Gerakan politik radikal di Indonesia bukan hal baru, paska berdirinya NKRI berbagai gerakan radikal bersenjata dari berbagai aliran berusaha menjungkalkan pemerintahan baru seumur jagung. Pemerintahan Orde Lama berhasil memadamkan lewat operasi-operasi militer dan pembukaan keran demokrasi pada Pemilu 1955 untuk menampung aspirasi berbagai berbagai aliran politik, Indonesia berhasil melewati masa-masa sulit tersebut.
Memasuki Orde Baru gerakan politik radikal bersenjata hampir tak mendapat ruang gerak, pemerintah Soeharto sangat ketat mengawasi dan menindak dengan tegas dengan kekuatan militer. Saking ketatnya, baru sebatas saja inisiasi radikalisme sudah dipadamkan, sehingga menimbulkan ketidakpuasan di kalangan intelektual muda dari kampus-kampus pada saat itu.
Kampus pada masa Orde Baru menjadi laboratorium ideal untuk menyemai radikalisme dan kaderasisasi aliran-aliran politik termasuk aliran politik radikal sayap kanan yang melahirkan anak-anak ideologis setelah reformasi, mereka itu pembentuk parpol dan ormas.
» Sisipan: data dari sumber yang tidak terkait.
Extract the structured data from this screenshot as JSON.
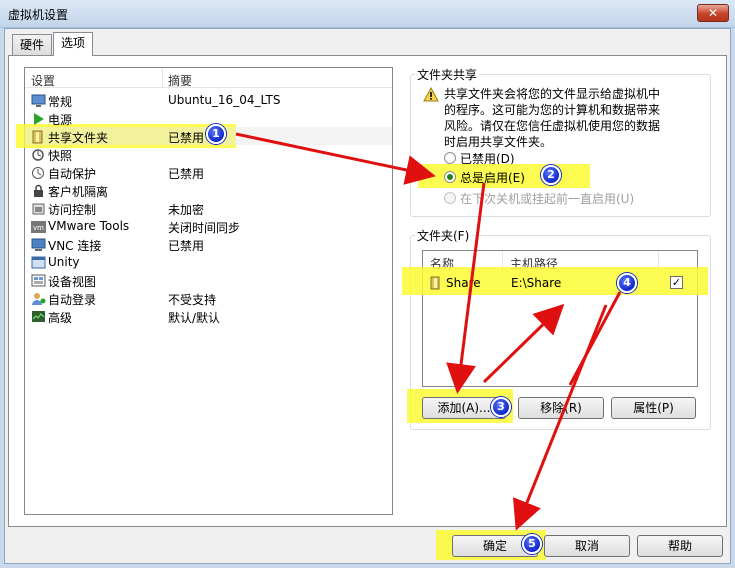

Setelah Reformasi aliran politik sayap kanan radikal mendapat ruang gerak yang dijamin UU, aliran politik ini bertransformasi menjadi Parpol dan Ormas.
Tak ada yang salah pada gerakan radikal selama sebatas "isme" bukan tindakan politik yang memaksa kehendak dengan aksi melawan siapa yang berseberangan dengan pandangan politiknya.
Radikalisme adalah keniscayaan jaman dan bisa tumbuh untuk membawa kemajuan sebuah peradaban, menjadi persoalan lain saat gerakan ini menimbulkan ekses sosial, menyemai kebencian terhadap sesama yang memiliki latar belakangan Suku, Etnis dan Agama (SARA) berlainan, pada akhirnya justru bisa meruntuhkan peradaban.
Kebencian SARA dipakai untuk menciptakan musuh bersama dan membangun ikatan kebersamaan ideologi dan psikologi simpatisan dan pendukung, platform ini umum dipakai gerakan radikal di mana pun di dunia ini untuk membangun kekuatan politik. Kebencian kepada kelompok lain melahirkan sikap sosial tidak menghargai dan menghormati (intoleran) kepada penganut agama, suku adan ras lain yang sudah hidup di negara ini sebelum Indonesia merdeka.
Bila melihat peristiwa-peristiwa politik belakangan ini kecenderungan makin menguatnya sikap intoleran bakal semakin kuat di tahun politik ini, mengingat ada kelompok kepentingan sengaja menfaatkan militansi pendukung kelompok ini untuk menyerang pihak lain yang berseberangan dalam pandangan politik.
Dua kepentingan menyatu, pada satu sisi kelompok radikal sayap kanan butuh dukungan logistik untuk bertahan dan kelompok kepentingan butuh pasukan militan untuk menyerang. Modus dan dampak aksi gerakan politik radikal dapat dilihat di beberapa negara Timur Tengah, seperti di Suriah, Irak, dimana benturan kepentingan antara kelompok sekuler dan organisasi sayap kanan radikal menimbulkan kerusakan sosial dan peradaban.
Intoleransi adalah turunan dari aksi gerakan politik radikal, tidak semua orang bisa menerima klaim sebagai pendukung gerakan politik radikal meski beberapa survei telah membuktikannya.
Gubernur DKI Jakarta, Anies Baswedan sempat berang dan mempertanyakan metodologi hasil penelitian Setara Institut tahun 2018 yang menyimpulkan indeks kota toleran di DKI Jakarta rendah, bahkan menempati urutan 10 besar terendah dari 94 kota yang disurvei. DKI Jakarta senasib dengan 10 kota lainnya yang indeks toleransinya rendah, yakni :Tanjungbalai, Banda Aceh, Jakarta, Cilegon, Padang, Depok, Bogor, Makassar, Medan, dan Sabang.